Arcesium is seeking a Senior Site Reliability Engineer (SRE) to join its Platform Site Reliability Engineering (PSRE) team. This role is crucial for maintaining the stability, reliability, and availability of the company's mission-critical production applications. The Senior SRE will be instrumental in incident management, proactive monitoring, and problem-solving within a high-pressure environment where rapid resolution is essential.
The role involves:
- Serving as a primary contact for incidents and critical issues, driving effective communication and swift resolution.
- Continuously monitoring application and infrastructure health, analyzing trends, and proactively implementing preventative measures.
- Troubleshooting complex technical issues across the stack, identifying root causes, and implementing effective solutions.
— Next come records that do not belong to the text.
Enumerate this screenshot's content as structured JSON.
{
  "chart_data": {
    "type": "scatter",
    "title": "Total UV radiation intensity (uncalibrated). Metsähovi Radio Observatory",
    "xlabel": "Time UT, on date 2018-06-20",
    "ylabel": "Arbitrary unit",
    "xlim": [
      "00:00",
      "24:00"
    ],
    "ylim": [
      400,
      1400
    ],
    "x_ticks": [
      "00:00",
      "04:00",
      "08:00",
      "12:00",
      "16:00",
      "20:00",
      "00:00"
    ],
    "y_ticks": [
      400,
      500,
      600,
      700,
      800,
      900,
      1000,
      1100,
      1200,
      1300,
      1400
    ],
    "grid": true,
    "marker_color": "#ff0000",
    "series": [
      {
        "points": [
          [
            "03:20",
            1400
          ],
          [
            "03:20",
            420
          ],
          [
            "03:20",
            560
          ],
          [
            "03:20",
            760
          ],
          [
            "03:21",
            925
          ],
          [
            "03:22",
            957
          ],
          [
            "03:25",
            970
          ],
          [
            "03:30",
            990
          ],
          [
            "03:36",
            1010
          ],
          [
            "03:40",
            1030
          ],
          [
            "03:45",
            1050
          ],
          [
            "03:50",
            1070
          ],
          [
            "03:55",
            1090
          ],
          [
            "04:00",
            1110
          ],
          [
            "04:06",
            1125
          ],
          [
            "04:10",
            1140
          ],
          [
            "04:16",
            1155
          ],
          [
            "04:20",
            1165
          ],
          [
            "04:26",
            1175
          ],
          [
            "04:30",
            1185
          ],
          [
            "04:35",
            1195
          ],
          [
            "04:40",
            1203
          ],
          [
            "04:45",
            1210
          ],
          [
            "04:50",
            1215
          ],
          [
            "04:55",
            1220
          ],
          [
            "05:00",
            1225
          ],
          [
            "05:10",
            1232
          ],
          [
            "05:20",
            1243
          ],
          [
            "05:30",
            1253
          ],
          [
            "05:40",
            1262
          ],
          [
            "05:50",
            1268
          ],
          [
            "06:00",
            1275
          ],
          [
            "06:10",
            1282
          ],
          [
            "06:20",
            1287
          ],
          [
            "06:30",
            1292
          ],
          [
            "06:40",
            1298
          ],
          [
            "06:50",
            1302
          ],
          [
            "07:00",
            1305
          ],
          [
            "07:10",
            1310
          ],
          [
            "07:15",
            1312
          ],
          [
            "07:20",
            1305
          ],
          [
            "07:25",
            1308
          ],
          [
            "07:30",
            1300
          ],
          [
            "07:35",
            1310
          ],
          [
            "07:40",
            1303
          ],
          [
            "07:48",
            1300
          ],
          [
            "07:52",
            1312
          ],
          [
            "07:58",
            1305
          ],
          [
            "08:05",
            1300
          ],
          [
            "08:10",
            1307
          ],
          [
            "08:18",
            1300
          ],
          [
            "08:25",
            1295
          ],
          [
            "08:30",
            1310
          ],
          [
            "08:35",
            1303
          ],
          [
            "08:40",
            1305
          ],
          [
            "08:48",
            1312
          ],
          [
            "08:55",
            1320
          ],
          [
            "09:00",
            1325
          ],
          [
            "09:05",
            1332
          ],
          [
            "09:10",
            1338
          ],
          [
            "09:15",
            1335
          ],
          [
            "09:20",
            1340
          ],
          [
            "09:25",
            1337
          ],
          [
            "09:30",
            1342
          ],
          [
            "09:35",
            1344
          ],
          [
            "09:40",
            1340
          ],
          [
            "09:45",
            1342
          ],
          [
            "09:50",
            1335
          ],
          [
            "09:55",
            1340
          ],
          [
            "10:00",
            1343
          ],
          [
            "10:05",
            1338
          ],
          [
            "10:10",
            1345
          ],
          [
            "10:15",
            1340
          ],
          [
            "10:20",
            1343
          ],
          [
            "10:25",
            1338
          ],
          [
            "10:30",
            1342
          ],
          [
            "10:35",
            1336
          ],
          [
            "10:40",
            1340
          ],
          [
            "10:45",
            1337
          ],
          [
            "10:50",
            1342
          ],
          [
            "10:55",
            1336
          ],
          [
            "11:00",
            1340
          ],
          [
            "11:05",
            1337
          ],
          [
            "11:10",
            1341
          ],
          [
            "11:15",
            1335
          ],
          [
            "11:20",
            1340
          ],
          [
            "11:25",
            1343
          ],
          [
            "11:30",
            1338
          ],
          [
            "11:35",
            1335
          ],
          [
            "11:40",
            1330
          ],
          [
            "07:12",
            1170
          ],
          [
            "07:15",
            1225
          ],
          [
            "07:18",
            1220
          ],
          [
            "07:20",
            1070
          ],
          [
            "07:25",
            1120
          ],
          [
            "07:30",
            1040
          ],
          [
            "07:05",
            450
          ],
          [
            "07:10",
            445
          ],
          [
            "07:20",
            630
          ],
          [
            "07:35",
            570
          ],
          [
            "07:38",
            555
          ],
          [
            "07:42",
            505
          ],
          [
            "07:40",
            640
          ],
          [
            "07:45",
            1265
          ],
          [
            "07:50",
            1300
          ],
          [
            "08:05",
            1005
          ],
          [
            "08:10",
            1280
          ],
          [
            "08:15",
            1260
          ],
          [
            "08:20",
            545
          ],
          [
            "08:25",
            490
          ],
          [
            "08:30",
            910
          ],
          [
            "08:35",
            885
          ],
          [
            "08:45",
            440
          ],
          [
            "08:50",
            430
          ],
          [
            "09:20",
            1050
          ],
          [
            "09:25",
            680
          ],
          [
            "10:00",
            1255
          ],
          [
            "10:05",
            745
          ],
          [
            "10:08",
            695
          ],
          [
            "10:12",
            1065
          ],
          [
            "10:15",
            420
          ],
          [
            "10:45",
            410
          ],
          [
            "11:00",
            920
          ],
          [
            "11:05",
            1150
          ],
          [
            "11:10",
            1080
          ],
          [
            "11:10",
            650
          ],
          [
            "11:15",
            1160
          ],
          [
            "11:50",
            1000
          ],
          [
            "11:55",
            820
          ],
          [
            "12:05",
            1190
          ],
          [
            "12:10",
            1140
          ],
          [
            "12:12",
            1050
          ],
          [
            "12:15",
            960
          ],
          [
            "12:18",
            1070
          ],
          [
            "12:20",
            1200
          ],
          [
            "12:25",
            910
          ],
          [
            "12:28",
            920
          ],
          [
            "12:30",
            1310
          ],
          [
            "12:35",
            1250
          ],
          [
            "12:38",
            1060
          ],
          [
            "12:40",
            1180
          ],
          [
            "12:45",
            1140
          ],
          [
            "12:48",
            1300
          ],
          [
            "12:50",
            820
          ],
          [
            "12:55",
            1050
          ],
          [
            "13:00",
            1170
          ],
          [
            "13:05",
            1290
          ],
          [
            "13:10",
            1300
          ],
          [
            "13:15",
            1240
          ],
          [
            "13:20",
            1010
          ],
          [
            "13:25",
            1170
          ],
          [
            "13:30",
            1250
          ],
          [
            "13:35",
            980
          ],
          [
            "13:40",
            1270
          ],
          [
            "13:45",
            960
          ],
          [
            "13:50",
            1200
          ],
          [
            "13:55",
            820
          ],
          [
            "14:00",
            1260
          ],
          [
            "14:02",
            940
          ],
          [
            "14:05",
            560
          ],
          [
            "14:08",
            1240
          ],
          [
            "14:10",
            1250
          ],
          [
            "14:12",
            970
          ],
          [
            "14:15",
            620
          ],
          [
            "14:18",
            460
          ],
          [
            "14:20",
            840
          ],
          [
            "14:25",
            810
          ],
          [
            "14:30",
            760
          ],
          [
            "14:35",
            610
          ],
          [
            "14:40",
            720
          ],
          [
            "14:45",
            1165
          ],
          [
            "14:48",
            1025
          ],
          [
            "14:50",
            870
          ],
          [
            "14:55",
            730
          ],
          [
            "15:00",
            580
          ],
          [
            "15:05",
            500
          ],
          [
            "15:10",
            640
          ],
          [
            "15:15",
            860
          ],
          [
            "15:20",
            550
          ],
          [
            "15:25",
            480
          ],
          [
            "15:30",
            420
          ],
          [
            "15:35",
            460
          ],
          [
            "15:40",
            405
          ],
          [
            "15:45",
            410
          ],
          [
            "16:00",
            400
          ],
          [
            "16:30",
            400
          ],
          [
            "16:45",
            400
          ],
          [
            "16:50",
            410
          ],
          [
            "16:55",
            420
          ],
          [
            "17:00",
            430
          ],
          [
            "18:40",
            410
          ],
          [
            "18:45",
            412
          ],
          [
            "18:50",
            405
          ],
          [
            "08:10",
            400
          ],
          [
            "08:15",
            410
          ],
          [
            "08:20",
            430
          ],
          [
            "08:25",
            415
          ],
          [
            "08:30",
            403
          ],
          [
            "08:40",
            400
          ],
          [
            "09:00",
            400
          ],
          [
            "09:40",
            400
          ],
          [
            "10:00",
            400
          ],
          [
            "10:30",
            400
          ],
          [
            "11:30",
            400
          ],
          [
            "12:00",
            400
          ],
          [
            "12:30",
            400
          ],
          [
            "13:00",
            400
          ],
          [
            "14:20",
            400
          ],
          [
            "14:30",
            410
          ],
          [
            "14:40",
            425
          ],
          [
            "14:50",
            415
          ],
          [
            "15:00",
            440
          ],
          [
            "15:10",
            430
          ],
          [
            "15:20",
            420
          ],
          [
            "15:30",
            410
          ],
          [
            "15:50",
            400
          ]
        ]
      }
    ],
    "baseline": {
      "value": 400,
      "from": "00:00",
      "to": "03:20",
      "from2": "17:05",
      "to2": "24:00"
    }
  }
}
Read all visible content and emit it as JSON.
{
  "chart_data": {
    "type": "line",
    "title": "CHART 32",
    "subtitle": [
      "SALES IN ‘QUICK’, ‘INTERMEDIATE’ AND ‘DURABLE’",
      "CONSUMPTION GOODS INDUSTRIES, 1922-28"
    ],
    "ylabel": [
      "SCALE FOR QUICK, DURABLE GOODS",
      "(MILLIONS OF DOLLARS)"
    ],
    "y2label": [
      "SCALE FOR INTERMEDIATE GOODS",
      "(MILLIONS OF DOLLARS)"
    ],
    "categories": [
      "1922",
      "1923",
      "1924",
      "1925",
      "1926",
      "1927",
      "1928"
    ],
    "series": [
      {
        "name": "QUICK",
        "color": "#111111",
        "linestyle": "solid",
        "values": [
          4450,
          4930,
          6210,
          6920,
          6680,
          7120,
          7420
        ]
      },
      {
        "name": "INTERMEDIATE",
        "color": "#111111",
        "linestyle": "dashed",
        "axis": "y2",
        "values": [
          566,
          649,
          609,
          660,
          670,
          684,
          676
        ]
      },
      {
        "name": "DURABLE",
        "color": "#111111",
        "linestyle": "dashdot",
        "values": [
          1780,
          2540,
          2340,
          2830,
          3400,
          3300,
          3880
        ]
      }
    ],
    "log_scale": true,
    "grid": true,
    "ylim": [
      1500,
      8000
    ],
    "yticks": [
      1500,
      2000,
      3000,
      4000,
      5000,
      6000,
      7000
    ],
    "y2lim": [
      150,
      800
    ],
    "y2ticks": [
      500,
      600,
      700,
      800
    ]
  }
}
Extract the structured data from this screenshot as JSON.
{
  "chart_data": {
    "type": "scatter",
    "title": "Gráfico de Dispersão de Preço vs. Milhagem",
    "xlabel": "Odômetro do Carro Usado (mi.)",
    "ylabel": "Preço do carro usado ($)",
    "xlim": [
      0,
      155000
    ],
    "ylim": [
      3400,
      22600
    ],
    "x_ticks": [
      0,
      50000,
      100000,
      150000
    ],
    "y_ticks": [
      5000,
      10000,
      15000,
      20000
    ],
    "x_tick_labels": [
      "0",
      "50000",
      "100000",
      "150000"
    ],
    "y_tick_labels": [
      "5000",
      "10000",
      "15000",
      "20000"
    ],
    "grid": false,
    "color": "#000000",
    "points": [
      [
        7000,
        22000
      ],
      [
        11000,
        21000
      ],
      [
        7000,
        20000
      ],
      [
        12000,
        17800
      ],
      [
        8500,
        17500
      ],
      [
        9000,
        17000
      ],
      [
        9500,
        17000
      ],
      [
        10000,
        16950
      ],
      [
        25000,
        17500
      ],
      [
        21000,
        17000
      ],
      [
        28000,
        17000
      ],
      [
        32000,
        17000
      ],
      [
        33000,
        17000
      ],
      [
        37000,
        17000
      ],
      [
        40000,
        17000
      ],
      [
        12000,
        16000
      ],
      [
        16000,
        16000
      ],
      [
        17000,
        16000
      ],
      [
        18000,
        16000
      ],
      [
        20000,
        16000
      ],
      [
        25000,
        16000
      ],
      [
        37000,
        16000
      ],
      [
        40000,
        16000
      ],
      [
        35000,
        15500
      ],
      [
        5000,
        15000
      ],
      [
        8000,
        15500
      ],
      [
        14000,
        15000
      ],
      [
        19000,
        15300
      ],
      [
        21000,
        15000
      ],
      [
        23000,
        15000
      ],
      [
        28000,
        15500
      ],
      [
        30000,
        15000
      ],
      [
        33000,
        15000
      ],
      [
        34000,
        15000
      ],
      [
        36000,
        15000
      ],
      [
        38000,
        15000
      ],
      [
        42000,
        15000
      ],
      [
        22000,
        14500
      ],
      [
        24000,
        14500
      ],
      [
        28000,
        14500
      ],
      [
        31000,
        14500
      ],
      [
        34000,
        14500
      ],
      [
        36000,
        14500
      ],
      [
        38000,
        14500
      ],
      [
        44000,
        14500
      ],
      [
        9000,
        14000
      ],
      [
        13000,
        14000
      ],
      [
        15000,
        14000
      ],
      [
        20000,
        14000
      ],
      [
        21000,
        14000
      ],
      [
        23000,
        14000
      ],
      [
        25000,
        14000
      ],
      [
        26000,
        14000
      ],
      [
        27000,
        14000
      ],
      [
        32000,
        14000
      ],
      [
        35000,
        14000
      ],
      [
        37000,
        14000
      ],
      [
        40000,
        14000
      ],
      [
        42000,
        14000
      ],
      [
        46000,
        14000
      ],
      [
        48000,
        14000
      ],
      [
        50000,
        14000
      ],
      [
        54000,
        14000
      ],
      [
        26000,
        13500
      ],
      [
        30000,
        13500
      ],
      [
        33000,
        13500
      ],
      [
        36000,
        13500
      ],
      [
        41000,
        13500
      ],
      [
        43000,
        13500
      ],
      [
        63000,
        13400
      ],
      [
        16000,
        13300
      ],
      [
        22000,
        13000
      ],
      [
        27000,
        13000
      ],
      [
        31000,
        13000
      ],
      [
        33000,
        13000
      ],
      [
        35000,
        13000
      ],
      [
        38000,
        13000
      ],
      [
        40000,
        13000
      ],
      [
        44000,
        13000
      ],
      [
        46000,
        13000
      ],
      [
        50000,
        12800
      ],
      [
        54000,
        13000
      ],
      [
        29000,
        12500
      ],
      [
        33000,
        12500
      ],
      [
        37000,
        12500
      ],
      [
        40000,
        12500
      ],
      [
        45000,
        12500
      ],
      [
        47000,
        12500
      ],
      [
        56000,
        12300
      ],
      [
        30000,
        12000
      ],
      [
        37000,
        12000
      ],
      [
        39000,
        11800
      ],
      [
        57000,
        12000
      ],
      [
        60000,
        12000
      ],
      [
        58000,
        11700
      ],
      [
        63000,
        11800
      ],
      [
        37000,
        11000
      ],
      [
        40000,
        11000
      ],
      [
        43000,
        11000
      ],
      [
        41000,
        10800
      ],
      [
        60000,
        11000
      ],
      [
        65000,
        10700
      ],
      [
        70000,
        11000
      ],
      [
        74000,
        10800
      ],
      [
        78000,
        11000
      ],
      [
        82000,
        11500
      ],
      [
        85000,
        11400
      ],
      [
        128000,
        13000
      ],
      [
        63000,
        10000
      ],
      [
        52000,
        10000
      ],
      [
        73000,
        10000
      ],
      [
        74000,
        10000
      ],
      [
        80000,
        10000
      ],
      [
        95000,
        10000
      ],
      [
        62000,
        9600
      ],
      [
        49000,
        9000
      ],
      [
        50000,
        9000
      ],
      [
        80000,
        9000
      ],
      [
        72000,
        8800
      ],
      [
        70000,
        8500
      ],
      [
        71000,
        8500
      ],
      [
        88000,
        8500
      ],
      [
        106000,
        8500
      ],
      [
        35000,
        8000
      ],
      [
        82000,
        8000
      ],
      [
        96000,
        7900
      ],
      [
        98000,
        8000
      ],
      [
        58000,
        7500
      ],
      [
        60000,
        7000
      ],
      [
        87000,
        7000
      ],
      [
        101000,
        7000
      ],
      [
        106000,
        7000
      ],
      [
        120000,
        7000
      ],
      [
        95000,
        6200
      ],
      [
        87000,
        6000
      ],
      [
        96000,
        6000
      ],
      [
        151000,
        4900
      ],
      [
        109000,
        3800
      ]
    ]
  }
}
- Collaborating with engineering, development, and operations teams to ensure seamless incident response and proactive reliability initiatives.
- Automating tasks, improving operational efficiency, and enhancing system resilience.
- Contributing to the ongoing development and improvement of SRE practices, tools, and processes.
Requirements:
- Up to 5 years of experience in an SRE, DevOps, or Production Engineering role.
- Deep understanding of SRE principles and best practices.
- Incident management expertise.
- Proficiency in Python or Java.
- Hands-on experience with Kubernetes (K8s).
- Cloud experience (AWS preferred) with services like EC2, S3, Lambda, and CloudWatch.
- Excellent communication skills.
- Strong troubleshooting skills.
- Ability to stay calm under pressure and prioritize effectively.
- Fluency in English.
- Legal right to work in the country.
Arcesium Offers:
- Opportunity to impact business-critical operations.